A floating cork floor is environmentally friendly and resilient. You can lay the floating cork floor over a radiant heat floor. Radiant heat flooring uses pipes or wires to carry hot water or electrical current through the floor that radiates heat from the floor. Cork is an insulator made from natural materials, and installing it over a radiant heat floor helps slow down the time it takes for heat generation from your floor, once you turn on your heater system.
This prevents the floor from getting too hot too suddenly. This type of flooring glues or snaps together, without being permanently affixed to your radiant heat floor. Installing the floating cork floor over a radiant heat floor is not difficult. Simply follow the step-by-step instructions below.
Check the Density of Floating Cork Floor
Check to make sure the floating cork floor has a density of 28 pounds per cubic foot minimum. The higher this density number is the better, if you want stronger flooring.
Let the Flooring Settle
Let the floating cork floor settle in, prior to installation, by placing it into the room where you are going to install it for a minimum of 72 hours. Set the heating system to 75-degrees Fahrenheit, to heat the radiant floor. Keep the system turned on until you have finished installing the floating cork floor.
Trim Door Stop
Remove the baseboard. Take a plank of the floating cork floor and lay it onto the threshold under the door, and up against the door stops. The door stop is the piece of molding that runs on the jamb vertically and stops the door from opening the other way.
Trim the door stops using a hacksaw, taking due care not to cut into jambs. You will be installing the floating cork floor under the threshold. Trimming the door stops allows you to raise up the threshold until it reaches the bottom cut of the doorstops you have just made. The plank will thus fit perfectly under the threshold. Remove the threshold.
Lay Polyethylene Sheet
Lay the polyethylene sheet over the radiant heat floor. It should cover the entire floor with an extra three inches going up the wall. Make the seams overlap by approximately eight inches. Seal up the seams using tape. Laying the polyethylene sheet prevents moisture from building up between the floating cork floor and radiant heat floor. It also lessens squeaking sounds from the flooring.

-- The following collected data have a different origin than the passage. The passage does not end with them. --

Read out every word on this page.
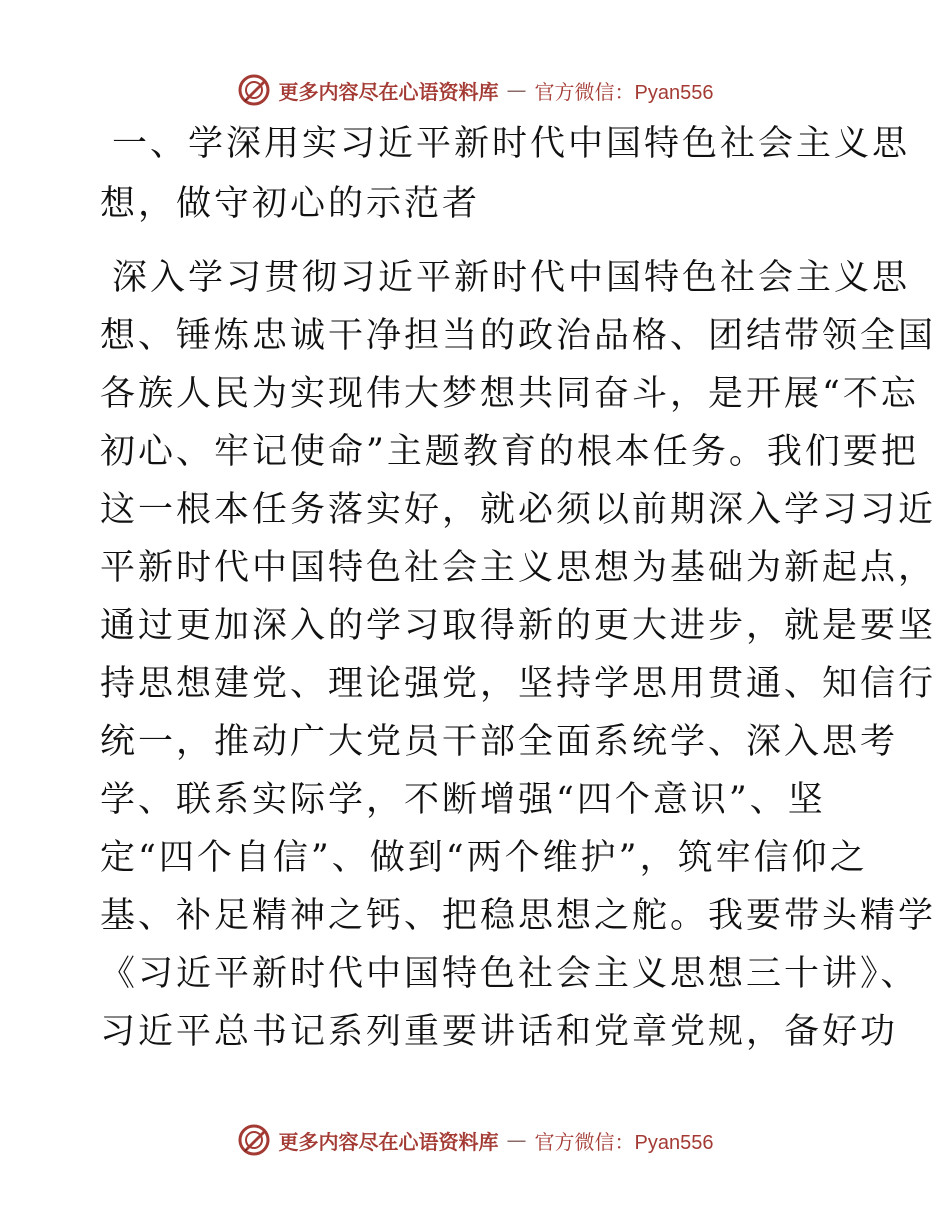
更多内容尽在心语资料库 — 官方微信：Pyan556
一、学深用实习近平新时代中国特色社会主义思
想，做守初心的示范者
深入学习贯彻习近平新时代中国特色社会主义思
想、锤炼忠诚干净担当的政治品格、团结带领全国
各族人民为实现伟大梦想共同奋斗，是开展“不忘
初心、牢记使命”主题教育的根本任务。我们要把
这一根本任务落实好，就必须以前期深入学习习近
平新时代中国特色社会主义思想为基础为新起点，
通过更加深入的学习取得新的更大进步，就是要坚
持思想建党、理论强党，坚持学思用贯通、知信行
统一，推动广大党员干部全面系统学、深入思考
学、联系实际学，不断增强“四个意识”、坚
定“四个自信”、做到“两个维护”，筑牢信仰之
基、补足精神之钙、把稳思想之舵。我要带头精学
《习近平新时代中国特色社会主义思想三十讲》、
习近平总书记系列重要讲话和党章党规，备好功
更多内容尽在心语资料库 — 官方微信：Pyan556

Measure the distance starting from the longest wall without a door opening to the wall opposite. Subtract one inch from the number. This is the width to be covered by the floor. Then, divide this width by an individual plank’s width. This is how many planks to install. If the result is an uneven number, trim the first and the last planks equally, so that the floor is centered exactly.
Install the Floating Cork Floor
Set the half spacers placed against the wall. Install the first row of the plank with the tongue facing towards the wall. Trim the tongue off with a hacksaw, to make the edge even, and fit against the half spacers. Install another plank of floating cork floor into the groove of the first row, and click them together. Do this for the other planks, as they will click and be locked into the planks in the previous row. Before installing a new row, use a tapping block and hammer to ensure that every row is tight. Stagger the seams from one row to the next.
When installing the last row of planks, leave ½ inch of space between the plank and the wall. Instead of using the tapping block, use a pry bar to go over the plank’s end and pull the tongue into the groove.
Finish the Floating Cork Floor
Replace the baseboard. Miter the ends of the baseboard at a 45-degree angle with a miter divider, so it will fit all corners. Do not nail the baseboards to the floating cork floor, as the cork floor is prone to expansion and will destroy the baseboards. Nail them to the wall. Replace the threshold. It should fit nicely.